President of Nanjing University of Information Science and Technology
- Incumbent
- Assumed office 2018

Personal details
- Born: 1969 (age 56–57) Xinyi, Jiangsu, China
- Education: Nanjing University
- Profession: University President
- Education: Nanjing University
- Fields: Higher education
- Workplaces: Nanjing University of Information Science and Technology
- Thesis: (2011)

= Li Beiqun =

President Of Nanjing University

Li Beiqun is currently President of Nanjing University of Information Science and Technology, located in Nanjing, China. Under his leadership, the university saw a drop in the international ranking consistently for four consecutive years in 2021, 2022, 2023 and 2024.

==Early life==
Li was born in 1969 in Xinyi, Jiangsu province, China. In 1991, he received his bachelor's degree in climatology from Nanjing University. He then received his master's degree and Ph.D. degrees in higher education from the same university in 1998 and 2011 respectively.

==Career==
From 1999 to 2001, he was assistant director of the Office of President, Nanjing University of Information Science and Technology. From 2001 to 2010, he assumed various administrative roles at the university, at planning, higher education and capital construction departments.
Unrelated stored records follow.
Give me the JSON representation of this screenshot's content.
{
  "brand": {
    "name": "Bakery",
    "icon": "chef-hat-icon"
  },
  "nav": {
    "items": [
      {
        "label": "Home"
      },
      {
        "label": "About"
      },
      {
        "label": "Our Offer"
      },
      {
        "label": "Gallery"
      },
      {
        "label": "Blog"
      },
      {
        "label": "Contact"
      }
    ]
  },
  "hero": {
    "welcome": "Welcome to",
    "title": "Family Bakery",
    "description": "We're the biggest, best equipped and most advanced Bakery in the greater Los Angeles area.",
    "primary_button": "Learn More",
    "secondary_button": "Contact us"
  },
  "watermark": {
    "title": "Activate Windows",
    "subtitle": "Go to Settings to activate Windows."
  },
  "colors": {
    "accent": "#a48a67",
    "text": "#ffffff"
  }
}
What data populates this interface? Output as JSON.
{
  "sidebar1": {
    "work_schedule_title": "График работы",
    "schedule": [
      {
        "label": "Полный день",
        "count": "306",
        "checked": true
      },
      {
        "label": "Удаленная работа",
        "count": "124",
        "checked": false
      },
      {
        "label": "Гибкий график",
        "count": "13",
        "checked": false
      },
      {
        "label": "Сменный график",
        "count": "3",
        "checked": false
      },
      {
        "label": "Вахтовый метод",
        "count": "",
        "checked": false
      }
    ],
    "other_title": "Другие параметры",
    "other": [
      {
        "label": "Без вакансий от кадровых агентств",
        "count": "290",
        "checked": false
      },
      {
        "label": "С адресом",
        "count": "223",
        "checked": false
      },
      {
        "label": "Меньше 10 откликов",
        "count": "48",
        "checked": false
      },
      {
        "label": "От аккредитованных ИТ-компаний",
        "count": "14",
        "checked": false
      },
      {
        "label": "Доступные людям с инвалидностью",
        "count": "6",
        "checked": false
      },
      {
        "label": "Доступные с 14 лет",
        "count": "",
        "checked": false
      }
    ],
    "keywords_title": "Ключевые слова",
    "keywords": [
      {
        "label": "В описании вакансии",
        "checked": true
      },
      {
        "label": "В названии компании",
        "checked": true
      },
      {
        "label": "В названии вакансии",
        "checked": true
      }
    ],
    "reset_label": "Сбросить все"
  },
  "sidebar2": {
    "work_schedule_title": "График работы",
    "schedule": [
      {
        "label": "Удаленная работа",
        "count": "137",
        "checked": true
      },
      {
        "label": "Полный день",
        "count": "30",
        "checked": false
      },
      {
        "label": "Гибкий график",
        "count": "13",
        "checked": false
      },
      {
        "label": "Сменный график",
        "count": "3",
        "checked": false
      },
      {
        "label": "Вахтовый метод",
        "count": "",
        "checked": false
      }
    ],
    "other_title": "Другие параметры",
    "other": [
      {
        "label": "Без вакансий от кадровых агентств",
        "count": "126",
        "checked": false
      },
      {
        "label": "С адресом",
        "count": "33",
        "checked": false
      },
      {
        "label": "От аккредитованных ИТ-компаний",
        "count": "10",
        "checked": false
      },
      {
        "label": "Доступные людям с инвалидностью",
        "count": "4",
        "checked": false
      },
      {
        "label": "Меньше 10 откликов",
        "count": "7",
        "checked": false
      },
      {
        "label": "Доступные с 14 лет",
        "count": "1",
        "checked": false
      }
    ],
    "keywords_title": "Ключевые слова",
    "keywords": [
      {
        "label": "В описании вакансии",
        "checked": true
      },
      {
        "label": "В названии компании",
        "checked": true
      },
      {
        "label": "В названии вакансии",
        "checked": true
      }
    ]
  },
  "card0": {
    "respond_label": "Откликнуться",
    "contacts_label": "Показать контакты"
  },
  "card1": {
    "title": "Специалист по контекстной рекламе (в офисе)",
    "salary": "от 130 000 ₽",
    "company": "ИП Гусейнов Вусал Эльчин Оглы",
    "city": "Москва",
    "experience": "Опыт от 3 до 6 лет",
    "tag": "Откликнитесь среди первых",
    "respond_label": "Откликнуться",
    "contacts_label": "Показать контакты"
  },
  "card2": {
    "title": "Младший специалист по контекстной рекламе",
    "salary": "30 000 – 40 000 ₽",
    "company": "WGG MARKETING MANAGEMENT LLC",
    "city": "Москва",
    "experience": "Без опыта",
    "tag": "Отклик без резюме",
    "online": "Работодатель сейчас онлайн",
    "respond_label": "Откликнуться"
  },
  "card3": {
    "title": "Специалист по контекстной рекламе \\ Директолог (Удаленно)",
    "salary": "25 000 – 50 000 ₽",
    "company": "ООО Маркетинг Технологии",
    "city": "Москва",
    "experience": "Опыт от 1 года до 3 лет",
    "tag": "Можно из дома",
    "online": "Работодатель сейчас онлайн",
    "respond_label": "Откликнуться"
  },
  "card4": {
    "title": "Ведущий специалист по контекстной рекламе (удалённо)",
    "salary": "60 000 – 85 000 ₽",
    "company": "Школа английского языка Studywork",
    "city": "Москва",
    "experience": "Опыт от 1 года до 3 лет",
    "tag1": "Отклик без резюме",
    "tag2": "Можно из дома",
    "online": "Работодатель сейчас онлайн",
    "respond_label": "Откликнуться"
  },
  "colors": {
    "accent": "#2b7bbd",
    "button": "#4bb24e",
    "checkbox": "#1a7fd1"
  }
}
From 2010 to 2014, he became a vice president of the university. In 2017. he was appointed president. In 2018, he led in the formation of a graduate school and research institute at Wuxi, China. He also led the university in collaborating with the University of Bahamas.

==Awards==
In 2011, he received the Jiangsu Prize in teaching achievement for higher education. In 2014, he received the first prize in national teaching achievement.